The clarity of the sun, the intense light, generates, to my eye, greater color and detail. I tromp through gorse and under budding rowan in the sun. In the shade, my open hands brush against ferns, mosses, lichens, and mushrooms. My eyes are fully dialated: I’m tripping on nature.

The garden behind Rosebank House in Strathyre

Across from Rosebank, cyclists tour and walkers stroll either side of the River Balvag. Mal’s Mountain Room overlooks both paths.

The Rose Room
, Garden Room, and Forest Room (where I am booked) look onto a garden of red azaela and other bedding plants. There is a cast iron picnic area for socializing and a quaint log cabin for solitude.

(above top to bottom)
The spacious Forest Suite, huge key fobs won't get lost while you recreate, a view of the village from the bathroom skylight.

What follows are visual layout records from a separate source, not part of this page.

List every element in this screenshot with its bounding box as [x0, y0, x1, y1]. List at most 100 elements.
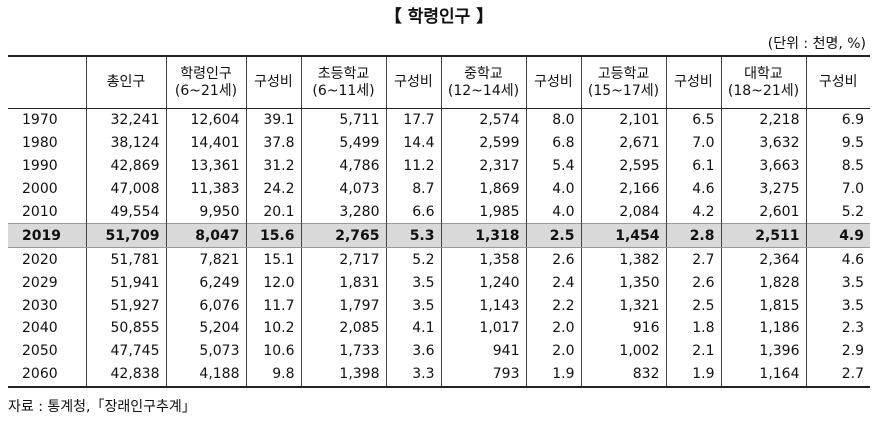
value-cell: 9,950	[165, 200, 246, 224]
table-row: 2019 51,709 8,047 15.6 2,765 5.3 1,318 2.5 1,454…	[8, 223, 870, 249]
value-cell: 1,318	[440, 223, 526, 249]
value-cell: 8,047	[165, 223, 246, 249]
value-cell: 2.2	[525, 294, 581, 318]
value-cell: 51,941	[85, 271, 166, 295]
value-cell: 1.9	[525, 362, 581, 388]
value-cell: 4,786	[300, 154, 386, 178]
value-cell: 4.1	[385, 317, 441, 340]
value-cell: 2,218	[720, 108, 806, 132]
value-cell: 42,838	[85, 362, 166, 388]
table-row: 2029 51,941 6,249 12.0 1,831 3.5 1,240 2.4 1,350…	[8, 271, 870, 295]
value-cell: 1,454	[580, 223, 666, 249]
value-cell: 3,280	[300, 200, 386, 224]
year-cell: 1980	[22, 135, 58, 152]
value-cell: 3,275	[720, 177, 806, 201]
value-cell: 1,186	[720, 317, 806, 340]
value-cell: 1,869	[440, 177, 526, 201]
value-cell: 5,204	[165, 317, 246, 340]
header-cell	[8, 55, 86, 109]
value-cell: 2.9	[805, 339, 870, 363]
header-cell: 대학교 (18~21세)	[720, 55, 806, 109]
value-cell: 1,164	[720, 362, 806, 388]
value-cell: 9.8	[245, 362, 301, 388]
value-cell: 39.1	[245, 108, 301, 132]
value-cell: 4.0	[525, 200, 581, 224]
year-cell: 2000	[22, 181, 58, 198]
title: 【 학령인구 】	[384, 7, 494, 27]
table-row: 1980 38,124 14,401 37.8 5,499 14.4 2,599 6.8 2,6…	[8, 131, 870, 155]
value-cell: 5,073	[165, 339, 246, 363]
table-body: 1970 32,241 12,604 39.1 5,711 17.7 2,574 8.0 2,1…	[8, 108, 870, 388]
value-cell: 2,671	[580, 131, 666, 155]
value-cell: 3,632	[720, 131, 806, 155]
value-cell: 47,745	[85, 339, 166, 363]
table-row: 2040 50,855 5,204 10.2 2,085 4.1 1,017 2.0 916 1.…	[8, 317, 870, 340]
header-cell: 구성비	[665, 55, 721, 109]
table-row: 2010 49,554 9,950 20.1 3,280 6.6 1,985 4.0 2,084…	[8, 200, 870, 224]
value-cell: 15.1	[245, 247, 301, 272]
value-cell: 2.0	[525, 317, 581, 340]
table-row: 2020 51,781 7,821 15.1 2,717 5.2 1,358 2.6 1,382…	[8, 247, 870, 272]
value-cell: 2,511	[720, 223, 806, 249]
table-row: 1970 32,241 12,604 39.1 5,711 17.7 2,574 8.0 2,1…	[8, 108, 870, 132]
value-cell: 50,855	[85, 317, 166, 340]
value-cell: 5.2	[385, 247, 441, 272]
value-cell: 37.8	[245, 131, 301, 155]
value-cell: 3.5	[385, 294, 441, 318]
value-cell: 3.5	[805, 294, 870, 318]
value-cell: 1,350	[580, 271, 666, 295]
value-cell: 2.7	[665, 247, 721, 272]
value-cell: 8.5	[805, 154, 870, 178]
value-cell: 14.4	[385, 131, 441, 155]
value-cell: 6.9	[805, 108, 870, 132]
value-cell: 8.7	[385, 177, 441, 201]
value-cell: 24.2	[245, 177, 301, 201]
header-cell: 중학교 (12~14세)	[440, 55, 526, 109]
value-cell: 1,321	[580, 294, 666, 318]
year-cell: 2030	[22, 297, 58, 314]
table-row: 2060 42,838 4,188 9.8 1,398 3.3 793 1.9 832 1.9 1,…	[8, 362, 870, 388]
year-cell: 2010	[22, 204, 58, 220]
value-cell: 1,017	[440, 317, 526, 340]
value-cell: 6,249	[165, 271, 246, 295]
value-cell: 1.9	[665, 362, 721, 388]
value-cell: 1,815	[720, 294, 806, 318]
header-cell: 총인구	[85, 55, 166, 109]
header-cell: 초등학교 (6~11세)	[300, 55, 386, 109]
year-cell: 1970	[22, 112, 58, 129]
value-cell: 5.2	[805, 200, 870, 224]
value-cell: 6.1	[665, 154, 721, 178]
value-cell: 1,828	[720, 271, 806, 295]
value-cell: 916	[580, 317, 666, 340]
value-cell: 6.5	[665, 108, 721, 132]
value-cell: 2,085	[300, 317, 386, 340]
value-cell: 2.4	[525, 271, 581, 295]
value-cell: 2,765	[300, 223, 386, 249]
value-cell: 1,143	[440, 294, 526, 318]
value-cell: 8.0	[525, 108, 581, 132]
table-row: 1990 42,869 13,361 31.2 4,786 11.2 2,317 5.4 2,5…	[8, 154, 870, 178]
value-cell: 12,604	[165, 108, 246, 132]
value-cell: 14,401	[165, 131, 246, 155]
value-cell: 4.6	[665, 177, 721, 201]
value-cell: 1,382	[580, 247, 666, 272]
value-cell: 2.0	[525, 339, 581, 363]
source-note: 자료 : 통계청,「장래인구추계」	[8, 399, 196, 415]
year-cell: 1990	[22, 158, 58, 175]
data-table: 총인구 학령인구 (6~21세) 구성비 초등학교 (6~11세) 구성비 중학교 (12…	[8, 55, 870, 388]
value-cell: 11,383	[165, 177, 246, 201]
value-cell: 11.2	[385, 154, 441, 178]
unit-note: (단위 : 천명, %)	[767, 36, 866, 52]
value-cell: 17.7	[385, 108, 441, 132]
value-cell: 32,241	[85, 108, 166, 132]
value-cell: 10.6	[245, 339, 301, 363]
value-cell: 3.3	[385, 362, 441, 388]
value-cell: 7.0	[805, 177, 870, 201]
year-cell: 2040	[22, 320, 58, 337]
value-cell: 2.8	[665, 223, 721, 249]
value-cell: 7,821	[165, 247, 246, 272]
year-cell: 2060	[8, 362, 86, 388]
value-cell: 7.0	[665, 131, 721, 155]
value-cell: 793	[440, 362, 526, 388]
value-cell: 51,927	[85, 294, 166, 318]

In inclement hours, guests can get close to the elements from the comfort of a glassed in gazebo on the second floor. Alternatively, Rosebankers can tipple a few in the comfy lounge fully distracted by DVDs, television, wi-fi, books, or games.

This weekend, I have the pleasure of meeting two of Mal’s first customers. Roger comes back frequently. It is typical for him to bring three of his pals from Yorkshire. William liked his inital stay at Rosebank so much, he basically moved in, so Mal always has at least one paying guest, like a lucky charm.

There can be a “wee” bit of confusion in the marketplace. Mal reports of at least five B&Bs named Rosebank House here in Scotland. This is the only Rosebank in Strathyre, however, and certainly the only one where Mal’s touch is evident.

The global hugback can be felt in pages of the guest book. I note visitors from South Africa, Florida, The Netherlands, and Japan on a single page. And daily guests from the U.K. are about mingling in the garden, the lounge, or at the breakfast table.

Vegan haggis: not an oxymoron!

My days at Rosebank begin with a breakfast of vegan haggis, toast, juice, fried mushrooms and tomatoes. If the weather holds, I plan a hike up a Munro, Corbett, or a Graham. When it rains, Mal approaches me with suggestions for indoor activity day trips. Perth for shopping, Stirling for history.

My nights are filled with games of Skat, quiet reading, and coffee-fueled chats. Mal says many of their guests become familiar friends. I look forward to my return as one of that number.